Chapman, Salinger e o Apanhador – por Rogério Koff
Mark David Chapman tinha uma ideia fixa na cabeça e um livro na mão. A história não seria tão triste se na última hora o livro não tivesse sido substituído por um revólver. Mas de fato, aquele jovem de 25 anos tinha mesmo uma ideia fixa. Era apaixonado pelos Beatles, mas sua mente doentia o levava a pensar que somente se matasse um dos rapazes de Liverpool poderia se tornar ele próprio uma celebridade. Infelizmente, estava certo. Durante meses, estudou de forma obstinada as chances de matar Paul McCartney. Depois, pensou no Papa. Muito difícil.
John Winston Lennon, 40 anos, era uma espécie de vítima ideal. Não vivia recluso e dispensava seguranças quando passeava com Yoko Ono no Central Park. Havia permanecido afastado do show business durante cinco longos anos, durante os quais dedicou-se ao filho mais novo, Sean. Lennon levava aquilo que chamamos de uma vida normal, em se tratando de uma celebridade. Na noite de oito de dezembro de 1980, por volta das 23 horas, Chapman o esperou em frente ao prédio onde morava, em Nova York. O Dakota Building tem localização privilegiada, em frente ao Central Park. Nele moraram outros famosos, como Judy Garland (O Mágico de Oz) e Boris Karloff (Frankenstein).

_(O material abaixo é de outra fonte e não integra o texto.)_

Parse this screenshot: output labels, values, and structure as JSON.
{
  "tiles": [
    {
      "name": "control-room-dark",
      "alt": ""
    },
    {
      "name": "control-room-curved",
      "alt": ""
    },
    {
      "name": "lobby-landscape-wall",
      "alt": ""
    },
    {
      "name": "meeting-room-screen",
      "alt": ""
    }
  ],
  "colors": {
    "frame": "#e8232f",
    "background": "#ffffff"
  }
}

Foi também no Dakota que Polanski filmou o sombrio e aterrador O Bebê de Rosemary, em 1967.
Mas voltemos às 23 horas daquele oito de dezembro. Horas antes, Lennon havia autografado para Chapman seu álbum recente, Double Fantasy. Chamou por John e, tão logo o ex-beatle se voltou, Chapman desferiu cinco tiros. Era o fim do sonho. Nunca mais os Beatles estariam juntos e, em dezembro próximo, estaremos lembrando trinta anos sem John Lennon.

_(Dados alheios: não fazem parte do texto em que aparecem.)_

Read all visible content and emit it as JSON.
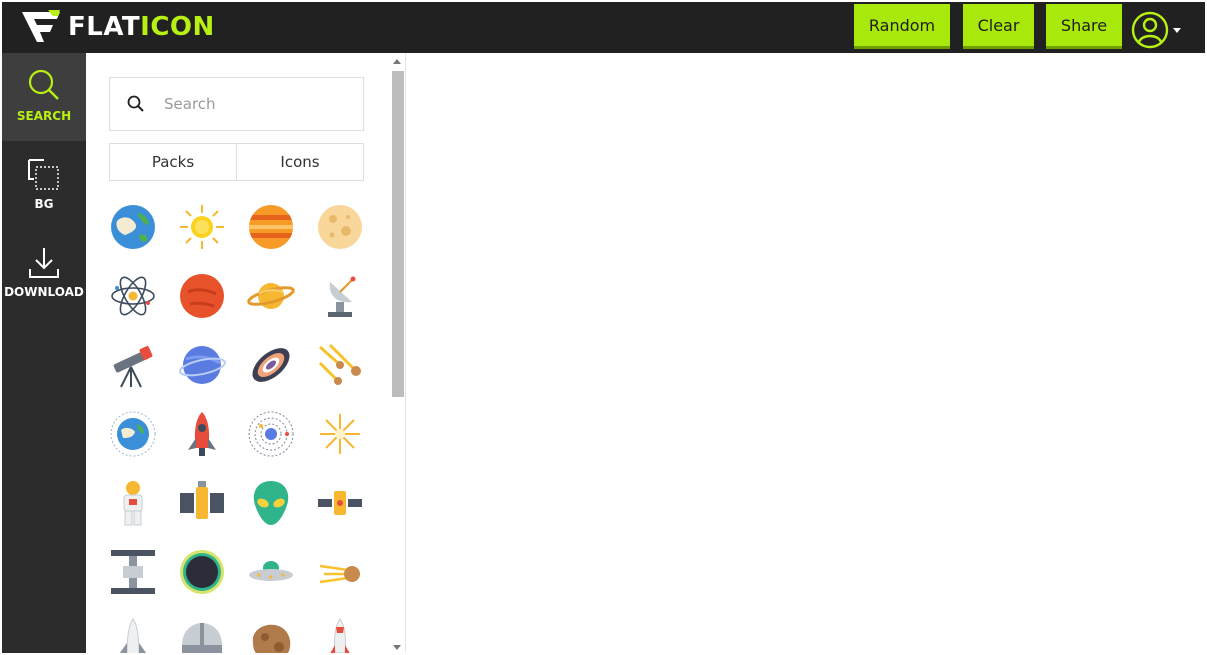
{
  "app": {
    "logo_text_white": "FLAT",
    "logo_text_green": "ICON",
    "accent": "#a8e80a",
    "topbar_bg": "#212121"
  },
  "toolbar": {
    "random_label": "Random",
    "clear_label": "Clear",
    "share_label": "Share",
    "user_icon": "user-circle-icon"
  },
  "sidebar": {
    "items": [
      {
        "label": "SEARCH",
        "icon": "search-icon",
        "active": true
      },
      {
        "label": "BG",
        "icon": "background-icon",
        "active": false
      },
      {
        "label": "DOWNLOAD",
        "icon": "download-icon",
        "active": false
      }
    ]
  },
  "panel": {
    "search_placeholder": "Search",
    "search_value": "",
    "tabs": [
      {
        "label": "Packs"
      },
      {
        "label": "Icons"
      }
    ],
    "icons": [
      "earth-icon",
      "sun-icon",
      "jupiter-icon",
      "moon-icon",
      "atom-icon",
      "mars-icon",
      "saturn-icon",
      "satellite-dish-icon",
      "telescope-icon",
      "neptune-icon",
      "galaxy-icon",
      "meteor-shower-icon",
      "earth-orbit-icon",
      "rocket-icon",
      "solar-system-icon",
      "star-burst-icon",
      "astronaut-icon",
      "space-station-module-icon",
      "alien-icon",
      "satellite-icon",
      "space-station-icon",
      "black-hole-icon",
      "ufo-icon",
      "comet-icon",
      "space-shuttle-icon",
      "observatory-icon",
      "asteroid-icon",
      "launch-rocket-icon"
    ]
  }
}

O leitor deve estar pensando que estou sofrendo de digressão progressiva. No primeiro parágrafo, falei de um livro. Bem, o livro era O Apanhador no Campo de Centeio, escrito por J. D. Salinger em 1951. Chapman estava obcecado por este texto sobre Holden Caufield, um adolescente revoltado na Nova York dos anos cinqüenta. O assassino bem poderia ter imaginado um campo de centeio onde crianças brincavam. Perto deste campo, deveria haver um penhasco. O papel do apanhador seria o de agarrar as crianças que perigosamente se aproximassem do abismo. O pulo no penhasco era no fundo uma metáfora para o abandono da infância e para a perda da inocência. Chapman achava que era isto o que estava acontecendo a Lennon e que sua missão era impedi-lo. Em resumo, John estaria traindo seus princípios e deixando de ser o rebelde que um dia teve uma causa. Questão de interpretação.

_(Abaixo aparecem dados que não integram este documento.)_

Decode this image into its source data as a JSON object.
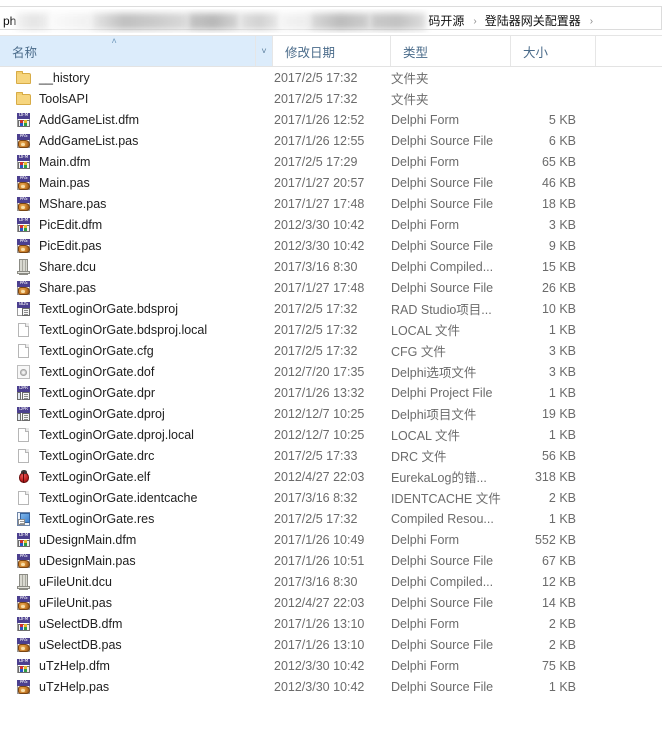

Quanto ao autor, J. D. Salinger, viveu solitário e nunca deu entrevistas, apesar do grande sucesso do seu livro. Morreu em 27 de janeiro de 2010, aos 91 anos. À parte todo o desfecho trágico e a inevitável vinculação com o assassinato de John Lennon, O Apanhador no Campo de Centeio é um livro belíssimo. Empresta pela primeira vez a voz de narrador a um adolescente que detesta a família e os professores e sai perambulando pelo mundo, praguejando contra tudo e todos. Em 1951, antes da contracultura e dos principais movimentos da juventude na segunda metade do incrível século XX.
Ficamos sem Lennon mas a culpa, definitivamente, não é de Salinger. Leiam este livro, como eu fiz quando tinha cerca de vinte anos. É um soco no estômago. Por causa do Apanhador e de todas as circunstâncias que o envolvem, minha vida nunca mais foi a mesma.